## Chart: Gibbs Error and Generalization Error vs. Steps/Updates
### Overview
The image presents two line charts comparing Gibbs error and generalization error against the number of HMC steps and gradient updates, respectively. The charts illustrate the performance of different models (parameterized by 'd') during training. The top chart shows Gibbs error/2 versus HMC steps, while the bottom chart shows generalization error versus gradient updates.
### Components/Axes
**Top Chart:**
* **Title:** Gibbs error/2
* **X-axis:** HMC steps (range: 0 to 2000)
* **Y-axis:** Gibbs error/2 (range: 0 to 0.4)
* **Data Series (d values):** 50, 100, 150, 250, 300, 350, 400
* **Horizontal Lines:**
* Red dashed line: labeled as "e^opt" at approximately 0.05
* Blue dashed line: labeled as "e^meta" at approximately 0.22
* Black dashed line: labeled as "e^uni" at approximately 0.30
**Bottom Chart:**
* **Title:** Generalisation error
* **X-axis:** Gradient updates (range: 0 to 8000)

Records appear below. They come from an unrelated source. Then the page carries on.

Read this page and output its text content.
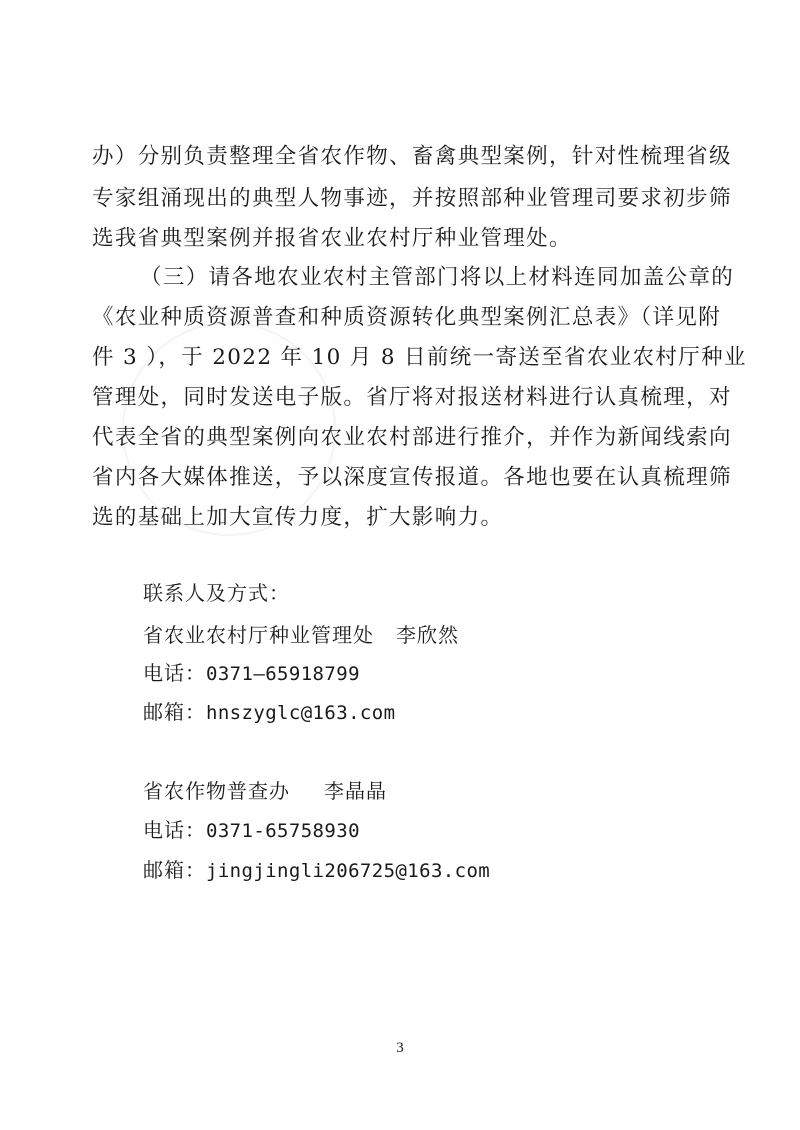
办）分别负责整理全省农作物、畜禽典型案例，针对性梳理省级

专家组涌现出的典型人物事迹，并按照部种业管理司要求初步筛

选我省典型案例并报省农业农村厅种业管理处。

（三）请各地农业农村主管部门将以上材料连同加盖公章的

《农业种质资源普查和种质资源转化典型案例汇总表》（详见附

件 3 ），于 2022 年 10 月 8 日前统一寄送至省农业农村厅种业

管理处，同时发送电子版。省厅将对报送材料进行认真梳理，对

代表全省的典型案例向农业农村部进行推介，并作为新闻线索向

省内各大媒体推送，予以深度宣传报道。各地也要在认真梳理筛

选的基础上加大宣传力度，扩大影响力。

联系人及方式：

省农业农村厅种业管理处 李欣然

电话：0371—65918799

邮箱：hnszyglc@163.com

省农作物普查办 李晶晶

电话：0371-65758930

邮箱：jingjingli206725@163.com

3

* **Y-axis:** Generalisation error (range: 0 to 0.5)
* **Data Series (d values):** 60, 100, 140, 160, 300, 400
* **Horizontal Lines:**
* Black dashed line: labeled as "e^uni" at approximately 0.30
### Detailed Analysis
**Top Chart (Gibbs error/2 vs. HMC steps):**
* **d = 50 (lightest blue):** Starts at approximately 0.4, rapidly decreases to approximately 0.2, and then plateaus.
* **d = 100 (lighter blue):** Starts at approximately 0.35, decreases to approximately 0.22, and then plateaus.
* **d = 150 (mid-light blue):** Starts at approximately 0.3, decreases to approximately 0.23, and then plateaus.
* **d = 250 (mid-blue):** Starts at approximately 0.27, decreases to approximately 0.23, and then plateaus.
* **d = 300 (darker blue):** Starts at approximately 0.25, decreases to approximately 0.23, and then plateaus.
* **d = 350 (dark blue):** Starts at approximately 0.24, decreases to approximately 0.23, and then plateaus.
* **d = 400 (darkest blue):** Starts at approximately 0.23, remains relatively constant around 0.23.
**Bottom Chart (Generalisation error vs. Gradient updates):**
* **d = 60 (lightest red):** Starts at approximately 0.5, decreases to approximately 0.25 around 1000 gradient updates, and then gradually increases to approximately 0.38.
* **d = 100 (lighter red):** Starts at approximately 0.45, decreases to approximately 0.25 around 1000 gradient updates, and then gradually increases to approximately 0.35.
* **d = 140 (mid-light red):** Starts at approximately 0.4, decreases to approximately 0.25 around 1000 gradient updates, and then gradually increases to approximately 0.33.
* **d = 160 (mid-red):** Starts at approximately 0.38, decreases to approximately 0.26 around 1000 gradient updates, and then gradually increases to approximately 0.32.
* **d = 300 (darker red):** Starts at approximately 0.35, decreases to approximately 0.27 around 1000 gradient updates, and then gradually increases to approximately 0.31.
* **d = 400 (darkest red):** Starts at approximately 0.33, decreases to approximately 0.28 around 1000 gradient updates, and then gradually increases to approximately 0.30.
### Key Observations
* In the top chart, all Gibbs error lines converge to a similar value after a certain number of HMC steps.
* In the bottom chart, all generalization error lines initially decrease and then increase, suggesting an initial learning phase followed by overfitting.
* The "e^opt" line represents the optimal error, "e^meta" represents the meta error, and "e^uni" represents the uniform error.
### Interpretation
The charts demonstrate the relationship between model complexity (represented by 'd'), training steps/updates, and error rates. The top chart suggests that Gibbs error converges relatively quickly with HMC steps, regardless of the model complexity. The bottom chart indicates that generalization error initially decreases as the models learn, but then increases as the models start to overfit the training data. The optimal error (e^opt) is significantly lower than the meta error (e^meta) and uniform error (e^uni), suggesting that the models can achieve better performance with proper training and regularization techniques. The uniform error (e^uni) serves as a baseline, and the models generally perform better than this baseline after sufficient training.